… czyli jak w piątek znaleźć kafelkarza na poniedziałek i jak to dobrze, że są handlowe niedziele.
Ponieważ zbliża się montaż zbiornika wody użytkowej, to postanowiliśmy wykafelkować kotłownię i od razu wiatrołap (razem około 12,5m2). Po wykonaniu kilkunastu telefonów chciałem się poddać, ale wpadł mi w oko jeszcze jeden kontakt.

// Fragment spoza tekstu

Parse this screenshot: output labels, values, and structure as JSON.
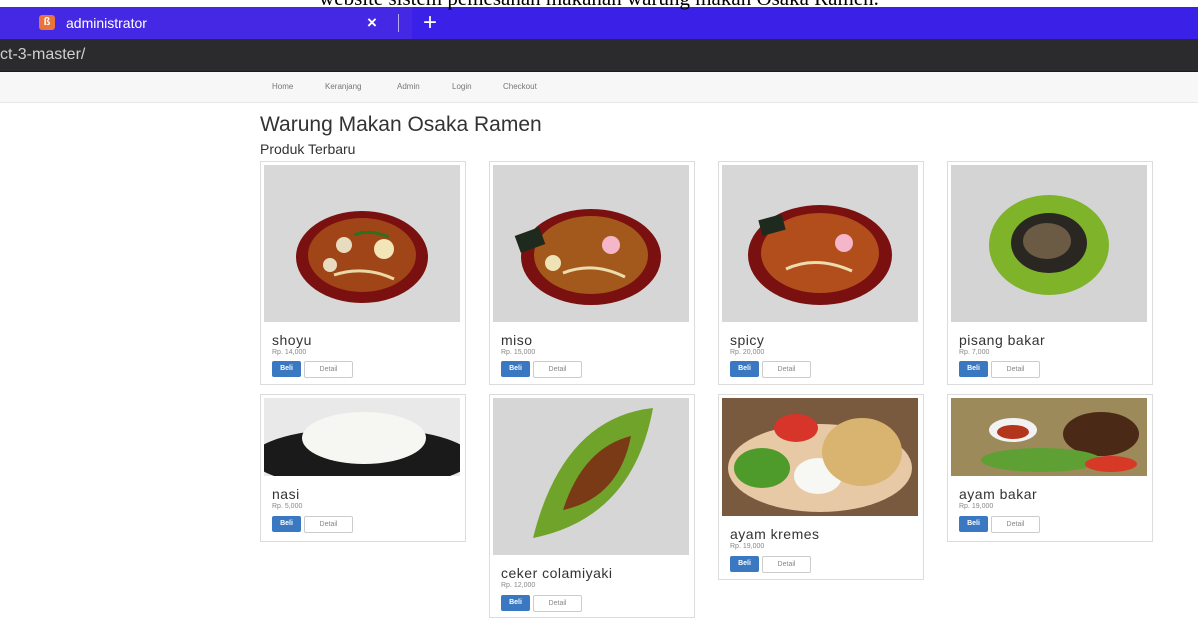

Wierzcie lub nie, ale udało mi się znaleźć (dzięki kilku bardzo szczęśliwym zbiegom okoliczności) kafelkarza w piątek, tak że robotę zrobił w poniedziałek (fugował kilka dni później).
Wszystko to tylko dlatego, że hydraulicy gdzieś zawalili robotę i miał mój zleceniobiorca 1 (słownie) jeden dzień wolny.
Niemniej miałem weekend na zakupy, a dzieci były na wyjeździe w górach (dom ważny, ale trzeba je odebrać). Udało nam się około 18 w niedzielę wpaść do pewnego marketu budowlanego na C… . Miły (choć wykończony) pan, po-doradzał, podobierał i zapakował na wózek zestaw płytek, grunt i fugę (klej brał na siebie wykonawca).
Wieczorem (dość późnym) dowieźliśmy je na teren budowy i zagruntowaliśmy podłogę (tak się umówiliśmy z kafelkarzem), a rano (znów słowny podwykonawca) stawił się kafelkarz.
Podłoga równa, to i praca poszła sprawnie (musieli wyjechać w poniedziałek około 14, a we wtorek wpadli rano skończyć 1 pas kafelek).
Kilka dni później fugowanie i mamy efekt prawie na gotowo (dojdą cokoliki). Niemniej zbiorniki i inne cuda możemy już spokojnie stawiać.
Jak na razie lokalne (okolice Niewieszy) firmy też spisują się na medal.